Il était romancier de naissance, un des très rares "romanciers"
de sa génération.
Il avait eu une enfance et une jeunesse difficiles. Il avait exercé
beaucoup de métiers, mais un beau jour, c'était inévitable,
il publia un roman : Mes amis. Le succès, tout de suite.
On ne pouvait pas s'y tromper. Quinze autres romans suivirent.
Dans la même voie toujours, ce qui déroutait les amateurs
de nouveautés.
Mais Bove continuait tout droit; il savait très bien ce qu'il
avait à faire; je connais peu d'écrivains qui se soient
aussi peu trompés sur leurs propres dons. Il faisait du Bove,
il avait cette justesse, cette certitude qui l'empêchaient de
jamais dévier. Les yeux collés sur le monde et sur les
hommes. Et toujours avec cette sorte d'étonnement et de résignation
devant la vie. D'émotion aussi, d'émotion surtout.
L'univers de Bove est un univers triste, mais jamais désespéré,
et surtout jamais "bas". Et pourquoi ? Parce qu'il y a dans tout cela
une qualité de coeur qui sauve tout. Il a peut-être choisi
des héros médiocres, il ne les a jamais "méprisés";
là est peut-être le grand secret. Mais le coeur n'y suffirait
pas. Bove est un merveilleux exemple de ce qu'on appelle "l'intelligence"
chez un romancier : il va plus loin que les plus grands analystes ou
les plus grands stylistes. Il y a du Proust chez cet écrivain
si éloigné de Proust.
Son
oeuvre est inégale, et je sais pourquoi.
C'est parce qu'il n'a jamais pu, ni voulu, comme l'on fait presque tous
les écrivains de son âge, gaspiller ses dons dans les besognes
innombrables qui s'offrent pour utiliser les sous-produits du talent.
Lui, il refusait les alibis. Et c'est cette honnêteté même
qui l'a conduit à rater certains de ses livres.
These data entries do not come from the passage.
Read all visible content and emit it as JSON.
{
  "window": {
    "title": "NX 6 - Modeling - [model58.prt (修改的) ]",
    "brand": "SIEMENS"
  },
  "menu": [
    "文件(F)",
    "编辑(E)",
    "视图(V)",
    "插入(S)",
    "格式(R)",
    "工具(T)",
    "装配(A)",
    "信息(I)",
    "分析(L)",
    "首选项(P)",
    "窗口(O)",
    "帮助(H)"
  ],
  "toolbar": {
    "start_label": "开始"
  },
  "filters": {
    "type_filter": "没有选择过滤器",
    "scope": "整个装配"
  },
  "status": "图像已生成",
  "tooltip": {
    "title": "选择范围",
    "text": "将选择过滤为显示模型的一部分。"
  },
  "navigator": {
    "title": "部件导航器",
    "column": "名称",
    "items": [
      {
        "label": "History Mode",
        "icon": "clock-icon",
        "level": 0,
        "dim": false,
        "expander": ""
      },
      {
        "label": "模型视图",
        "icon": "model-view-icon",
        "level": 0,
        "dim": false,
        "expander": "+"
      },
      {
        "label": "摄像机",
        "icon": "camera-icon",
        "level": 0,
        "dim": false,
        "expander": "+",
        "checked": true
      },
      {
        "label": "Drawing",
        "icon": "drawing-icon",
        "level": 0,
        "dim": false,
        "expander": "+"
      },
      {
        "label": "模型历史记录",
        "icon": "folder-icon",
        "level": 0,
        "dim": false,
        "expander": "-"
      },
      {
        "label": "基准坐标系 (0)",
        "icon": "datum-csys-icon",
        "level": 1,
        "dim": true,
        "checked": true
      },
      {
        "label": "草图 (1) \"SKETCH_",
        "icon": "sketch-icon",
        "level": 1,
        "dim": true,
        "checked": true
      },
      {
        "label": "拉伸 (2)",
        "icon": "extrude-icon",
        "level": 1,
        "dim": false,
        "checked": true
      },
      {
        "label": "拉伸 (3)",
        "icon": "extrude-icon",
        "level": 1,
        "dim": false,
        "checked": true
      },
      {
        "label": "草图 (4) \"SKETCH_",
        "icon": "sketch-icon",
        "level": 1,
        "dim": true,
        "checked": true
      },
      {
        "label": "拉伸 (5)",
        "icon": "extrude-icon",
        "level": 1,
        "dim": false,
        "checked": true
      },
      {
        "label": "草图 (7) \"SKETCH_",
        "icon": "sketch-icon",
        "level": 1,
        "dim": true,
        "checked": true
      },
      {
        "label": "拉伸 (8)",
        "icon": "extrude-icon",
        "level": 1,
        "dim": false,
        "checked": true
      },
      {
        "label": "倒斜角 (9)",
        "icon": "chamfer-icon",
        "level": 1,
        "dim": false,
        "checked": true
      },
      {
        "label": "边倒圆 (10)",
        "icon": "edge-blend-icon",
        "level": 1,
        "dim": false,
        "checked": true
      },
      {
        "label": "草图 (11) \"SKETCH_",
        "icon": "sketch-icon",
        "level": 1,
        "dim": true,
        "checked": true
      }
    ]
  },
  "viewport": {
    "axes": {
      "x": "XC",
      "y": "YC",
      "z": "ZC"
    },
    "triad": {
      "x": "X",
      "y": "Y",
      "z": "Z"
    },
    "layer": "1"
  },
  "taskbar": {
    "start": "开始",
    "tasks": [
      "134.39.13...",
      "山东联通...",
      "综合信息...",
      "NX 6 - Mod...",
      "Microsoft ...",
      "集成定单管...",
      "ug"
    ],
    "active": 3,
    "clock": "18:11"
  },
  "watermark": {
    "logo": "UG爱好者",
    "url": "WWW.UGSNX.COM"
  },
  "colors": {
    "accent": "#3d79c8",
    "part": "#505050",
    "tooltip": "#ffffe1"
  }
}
Aucune importance.
Il reste Mes amis, la Coalition, Un Père et sa fille, la Mort
de Dinah, Journal écrit en hiver, le Piège, bien d'autres
encore.
Et
qu'on ne croie pas, d'après certains lieux communs, à
un romancier de la faiblesse et du médiocre. Lisez, vous trouverez
sous ce calme apparent, une passion soudaine, une violence, une cruauté
même qui permettent (si l'on pense aussi à ce sens du "personnage
romanesque" qu'il avait) de risquer un lieu commun et de rappeler qu'il
avait du sang russe.
Il faudrait dire beaucoup plus sur l'écrivain. Et sur l'homme.
Mais pour qui ? Ceux qui ne l'ont pas connu n'ont que ses livres, et
c'est assez. Ceux qui l'ont connu l'ont perdu. Cette simplicité,
cette finesse de coeur, la gentillesse même, et ce mépris
pour les imbéciles et les vaniteux... Etonné devant la
vie, fragile, mais sans peur. L'amitié la plus sûre.
Il avait une qualité d'homme que nous n'oublierons pas. Nous
sommes déjà du voyage qui laisse des morts aux escales.
Eugène Dabit, Paul Nizan, Antoine de Saint-Exupéry, Jean
Prévost, Emmanuel Bove. Déjà les doigts d'une main...
Son premier titre portait vraiment le plus beau titre du monde, si bien
fait pour lui, et pour eux tous : Mes
amis. "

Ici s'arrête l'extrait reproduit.